Bir araya gelen Türk kuruluşları -ki aralarında üniversiteler, sivil toplum örgütleri ve meslek odaları var- ortak bir bildiriye imza attı. Bu bildiri öyle sıradan bir metin değil, içinde yürek yangını taşıyan satırlardan oluşuyor.
Uluslararası Topluma Sert Eleştiri
Dünya liderleri ne yapıyor? Bu soru metnin tam kalbinde yer alıyor. Bildiride, uluslararası toplumun Gazze'de yaşananlara seyirci kaldığı vurgulanıyor. Sanki bir insanlık sınavından geçiyoruz ve maalesef çoğu ülke bu sınavda kırık not alıyor.
Şu cümleler özellikle dikkat çekici: "Dünya, Gazze'de insanlığın gözleri önünde işlenen suçlara karşı sessiz kalmayı sürdürüyor. Bu sessizlik, mağdurların çığlıklarını bastırmaya yetmiyor."
Gazze İçin Somut Talepler
Peki ne istiyorlar? İşte madde madde:
- Gazze'nin derhal işgalden kurtarılması
- Toprakların gerçek sahiplerine iadesi
- İnsani yardımların engelsiz şekilde ulaştırılması
- Uluslararası hukukun etkin şekilde uygulanması
Bu talepler aslında o kadar temel ki -insan olmanın gereği diyebiliriz- ancak ne yazık ki hala gerçekleşmiş değil.

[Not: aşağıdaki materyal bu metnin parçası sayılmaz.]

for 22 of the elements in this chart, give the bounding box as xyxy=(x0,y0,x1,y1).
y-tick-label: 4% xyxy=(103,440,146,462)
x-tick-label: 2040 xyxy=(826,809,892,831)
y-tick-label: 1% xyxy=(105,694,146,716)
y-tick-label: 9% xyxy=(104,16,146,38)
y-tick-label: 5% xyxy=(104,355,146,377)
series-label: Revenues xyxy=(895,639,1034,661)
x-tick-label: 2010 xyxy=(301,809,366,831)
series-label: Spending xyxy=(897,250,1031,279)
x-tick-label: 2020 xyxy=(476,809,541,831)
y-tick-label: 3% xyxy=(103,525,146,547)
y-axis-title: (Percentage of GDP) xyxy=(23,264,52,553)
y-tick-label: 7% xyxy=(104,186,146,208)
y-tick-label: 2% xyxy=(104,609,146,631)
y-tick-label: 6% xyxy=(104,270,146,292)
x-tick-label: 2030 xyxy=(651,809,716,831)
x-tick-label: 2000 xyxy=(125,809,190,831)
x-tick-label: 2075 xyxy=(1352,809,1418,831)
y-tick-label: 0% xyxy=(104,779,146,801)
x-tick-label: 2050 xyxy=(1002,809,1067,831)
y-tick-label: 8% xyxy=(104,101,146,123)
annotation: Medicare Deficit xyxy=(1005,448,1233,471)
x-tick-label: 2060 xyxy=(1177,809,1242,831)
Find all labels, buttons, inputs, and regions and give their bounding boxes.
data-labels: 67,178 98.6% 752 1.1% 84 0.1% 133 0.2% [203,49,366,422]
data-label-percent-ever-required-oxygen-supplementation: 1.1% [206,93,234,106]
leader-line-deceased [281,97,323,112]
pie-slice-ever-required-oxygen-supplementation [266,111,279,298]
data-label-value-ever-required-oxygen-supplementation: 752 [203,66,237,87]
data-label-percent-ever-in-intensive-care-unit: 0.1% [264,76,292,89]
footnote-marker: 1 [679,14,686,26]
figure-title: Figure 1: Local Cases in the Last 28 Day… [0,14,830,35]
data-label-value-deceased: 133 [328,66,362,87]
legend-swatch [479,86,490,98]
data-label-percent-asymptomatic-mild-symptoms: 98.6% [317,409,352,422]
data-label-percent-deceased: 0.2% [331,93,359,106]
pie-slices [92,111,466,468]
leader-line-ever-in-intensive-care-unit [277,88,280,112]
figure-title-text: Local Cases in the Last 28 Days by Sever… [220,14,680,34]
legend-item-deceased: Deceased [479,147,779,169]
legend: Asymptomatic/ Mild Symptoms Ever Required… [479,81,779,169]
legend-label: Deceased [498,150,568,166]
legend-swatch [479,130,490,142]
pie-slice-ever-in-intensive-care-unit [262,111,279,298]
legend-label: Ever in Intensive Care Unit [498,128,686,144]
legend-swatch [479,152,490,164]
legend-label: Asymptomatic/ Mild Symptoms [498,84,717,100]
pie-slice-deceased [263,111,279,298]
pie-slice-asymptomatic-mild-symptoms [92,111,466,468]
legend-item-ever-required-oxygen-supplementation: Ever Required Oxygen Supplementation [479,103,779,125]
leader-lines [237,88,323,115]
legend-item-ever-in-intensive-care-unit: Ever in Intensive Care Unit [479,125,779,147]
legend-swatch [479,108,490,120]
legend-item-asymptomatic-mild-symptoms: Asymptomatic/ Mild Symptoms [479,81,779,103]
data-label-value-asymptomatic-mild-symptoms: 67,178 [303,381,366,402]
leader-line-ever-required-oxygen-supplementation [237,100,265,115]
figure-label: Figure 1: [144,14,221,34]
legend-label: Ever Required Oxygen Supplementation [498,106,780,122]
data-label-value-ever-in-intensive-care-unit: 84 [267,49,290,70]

Türkiye'nin Rolü ve Sorumluluğu
Türkiye'nin bu konudaki duruşu gerçekten takdire şayan. Coğrafi konumu ve tarihi bağları nedeniyle bölgede önemli bir aktör olan Türkiye, bu krizde taraf olmak yerine çözümün parçası olmayı seçiyor.
Bildiride şu ifadeler oldukça manidar: "Türkiye, sadece bölgesel değil küresel bir sorumluluk üstleniyor. Bu çağrı, insanlık adına atılmış tarihi bir adımdır."
Sonuç olarak, bu bildiri sadece kağıt üzerinde kalan bir metin değil. Aksine, Türkiye'nin insani diplomasideki kararlılığının bir göstergesi. Dünya bu çağrıya kulak verecek mi? Cevabını hep birlikte göreceğiz.